View from the Rust Belt: How Bernie Sanders and the Democratic Party Abandoned Me

I volunteered for Bernie Sanders for about nine months during the 2016 Democratic primary elections, working almost ten hours a week to support his grassroots campaign. I handed out flyers, organized phone banks, held debate watch parties, helped open his campaign headquarters in Pittsburgh, and even traveled to Ohio from my native Western Pennsylvania.

Bernie stood out as an honest man in a field of politicians who had made promises to the working class that they never kept. He was someone who cared about people like my family, the middle class of the rust belt.

While I entered the political scene as a liberal, I came to increasingly distrust the Democratic establishment. After all, Democrats had been in charge of inner-city communities like mine and, year after year, candidate after candidate, they had fallen short of keeping their promises.

Hillary Clinton was another one of these Democrats who neglected the rustbelt. Politicians like her took us for granted, called us their “blue wall.” Hillary focused her attention on larger, richer areas for fundraising, sidelining states like Pennsylvania. Early in the primary, a number of my fellow volunteers were unsure who they would vote for if Bernie did not receive the nomination. Many would go on to vote for Hillary. However, a number of us would vote for Jill Stein or Donald Trump.

While we may disagree on solutions to the problem, the simple fact is that middle class Americans, of all races, are struggling. In my region, the middle class is disappearing. Factories are closing, and jobs in nearly every sector are being decimated by automation. Someone needed to acknowledge the reality for what it was instead of writing off any concern as racism or some kind of neo-luddism.

Yet many Democrats stayed silent, displaying the kind of arrogance common in coastal states where limousine liberals think they know what is best for the other half of the country better than we do ourselves. Since Trump became president, this smug self-righteousness has only increased. While average middle class Americans struggle to pay their bills, Democrats indulge in debates about the legality of plastic straws, free health insurance for illegal immigrants, confiscating guns, and packing the Supreme Court with liberal justices.

After Trump’s inauguration, my political affiliation began to shift. While I vehemently opposed some of his policies, I whole-heartedly supported others. His tariffs against China have had mixed effects, yet he has achieved record job growth and a growing economy. Ultimately, I came to realize that the true cause of my discontent was the federal government, a government that has continuously left the people of my region behind.

Why would I advocate for the dramatic expansion of the federal government when I disagreed with so many of its policies? I opposed many of the U.S.’s foreign interventions, the drug war, and mass surveillance. Eventually, I found a political home in libertarianism. Now, as a libertarian, I often rail against many of the policies I staunchly advocated for in 2016.

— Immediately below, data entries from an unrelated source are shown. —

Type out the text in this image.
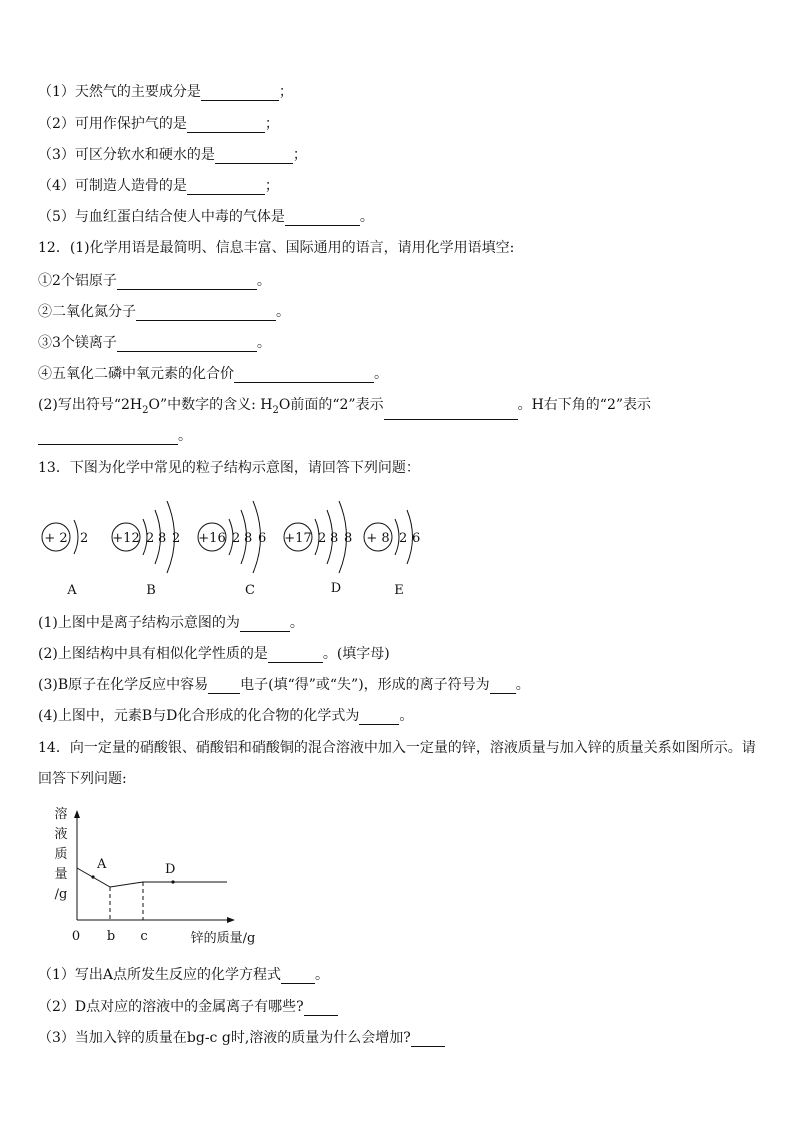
（1）天然气的主要成分是	；
（2）可用作保护气的是	；
（3）可区分软水和硬水的是	；
（4）可制造人造骨的是	；
（5）与血红蛋白结合使人中毒的气体是	。
12．(1)化学用语是最简明、信息丰富、国际通用的语言，请用化学用语填空:
①2个铝原子	。
②二氧化氮分子	。
③3个镁离子	。
④五氧化二磷中氧元素的化合价	。
(2)写出符号“$2H_2O$”中数字的含义: $H_2O$前面的“2”表示	。H右下角的“2”表示
。
13．下图为化学中常见的粒子结构示意图，请回答下列问题：
+ 2 2
A
+12 2 8 2
B
+16 2 8 6
C
+17 2 8 8
D
+ 8 2 6
E
(1)上图中是离子结构示意图的为	。
(2)上图结构中具有相似化学性质的是	。(填字母)
(3)B原子在化学反应中容易 电子(填“得”或“失”)，形成的离子符号为 。
(4)上图中，元素B与D化合形成的化合物的化学式为	。
14．向一定量的硝酸银、硝酸铝和硝酸铜的混合溶液中加入一定量的锌，溶液质量与加入锌的质量关系如图所示。请
回答下列问题:
溶
液
质
量
/g
A	D
0 b c	锌的质量/g
（1）写出A点所发生反应的化学方程式 。
（2）D点对应的溶液中的金属离子有哪些?
（3）当加入锌的质量在bg-c g时,溶液的质量为什么会增加?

Looking to the 2020 election, I struggle to find a Democratic presidential candidate that addresses the concerns of the average American. The party continues to neglect voters in my region. Meanwhile, Trump reiterates the fact that wages are rising, and the economy is booming. At this point it does not matter what effect Trump’s policies are having on the rust belt, because he is one of the only candidates that even addresses the issues of the region.

If Democrats continue to ignore the rust belt, Trump will likely win Pennsylvania, Ohio, and Michigan again. Democrats must focus on bringing economic prosperity back to the rust belt, rather than on policies that are both trivial and costly to middle class Americans.